Reasonable people will differ on the answer, but most will agree that the situation has gotten worse; and the solutions tried by City Hall have failed. Just recently they have joined forces to double down on their programs. Whether those programs are successes or failures depends on your point of view. If you believe creating permanent supportive housing is the measure of success, the City has triumphed. I don’t believe that we can or should try to provide a free apartment for life, to everyone who pitches a tent on our sidewalk. City Hall, and my opponent believe the solution is to provide the free housing. Aaron Peskin has vowed to open a “Navigation Center” in our district, and nearly did just that without any community outreach, but the building was sold at the last minute, preventing the implementation. A “Navigation Center” is a shelter where the homeless can bring all their stuff, and come and go as they please. I don’t think its a good fit for our neighborhood, and certainly should have the consent of the neighbors if considered.
So what is my solution to this overwhelming problem? Let me lay out my strategy:
First we should do what we can to prevent our residents from becoming homeless. Preventing evictions and providing relief to those who suffer setbacks should be our first line of defense.
For our residents who suffer a setback which causes them to become homeless, and are actively trying to get on their feet, we should provide temporary housing that is safe, clean and convenient to work or job training. These dwellings would not be for drug and alcohol abusers or aimless individuals who just want a hand out.
For the aimless, who represent the majority of visible homeless on our City, we should offer rehabilitation facilities, in remote locations such as Treasure Island, where they can voluntarily go, and begin to turn their lives around. We need to provide a decent place to sleep, nutritious food to eat, and counseling to address their challenges. In addition, we need to provide a path away from drug and alcohol dependency, and training, to provide them with skills to support themselves. They can start by helping themselves, maintaining their residence, and preparing meals. As they progress, they can learn skills such as farming, maintenance or construction, and perhaps rebuild some of the many treasures from the 30’s work camps that we still enjoy today.

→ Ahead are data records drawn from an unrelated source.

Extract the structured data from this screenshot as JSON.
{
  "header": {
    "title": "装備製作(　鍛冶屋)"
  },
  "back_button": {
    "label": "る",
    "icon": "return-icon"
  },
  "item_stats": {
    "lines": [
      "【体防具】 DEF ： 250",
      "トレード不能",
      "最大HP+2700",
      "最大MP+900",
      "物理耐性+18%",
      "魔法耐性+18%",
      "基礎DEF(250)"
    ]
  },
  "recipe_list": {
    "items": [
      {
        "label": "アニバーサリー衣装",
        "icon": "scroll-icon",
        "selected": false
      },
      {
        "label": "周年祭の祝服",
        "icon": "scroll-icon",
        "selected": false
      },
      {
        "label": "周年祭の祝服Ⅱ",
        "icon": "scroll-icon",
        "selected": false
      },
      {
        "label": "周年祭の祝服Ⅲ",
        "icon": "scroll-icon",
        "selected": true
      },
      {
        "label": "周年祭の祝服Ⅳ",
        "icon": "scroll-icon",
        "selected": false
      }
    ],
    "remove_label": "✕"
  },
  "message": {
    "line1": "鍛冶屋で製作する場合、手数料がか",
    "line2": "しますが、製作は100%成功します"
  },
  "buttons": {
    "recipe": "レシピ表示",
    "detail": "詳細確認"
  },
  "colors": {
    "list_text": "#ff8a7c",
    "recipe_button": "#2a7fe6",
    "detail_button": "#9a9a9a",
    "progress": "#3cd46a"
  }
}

For the most troubling of the Homeless population, the mentally ill, we have to take a more drastic approach. It is both inhumane and dangerous to allow those suffering with severe mental instability, to wander our streets. At the same time we cannot remain the depository for the nation’s mentally ill. It is extremely taxing on our social services and stretches our resources and ability to properly care for those who need help. We need to share the responsibility with our State and Federal agencies and not shoulder the burden ourselves. We also cannot rely on those who are suffering from mental illness or substance abuse to make appropriate decisions regarding their own well being. We must utilize and enforce the laws we have, and if necessary, create new ones, to protect the mentally unstable, as well as the public, from harm.
The implementation of these solutions will not be easy. There are many in this City who will disagree with my plans, and others who derive their livelihood from our failing programs. Not to mention the thousands of “Urban Hobo’s” who are counting on our compassion to enable their aimless lifestyle. We have allowed ourselves to be taken advantage of, much to our own detriment, and the longer we go in the wrong direction, the harder it will be to get back to where we need to be.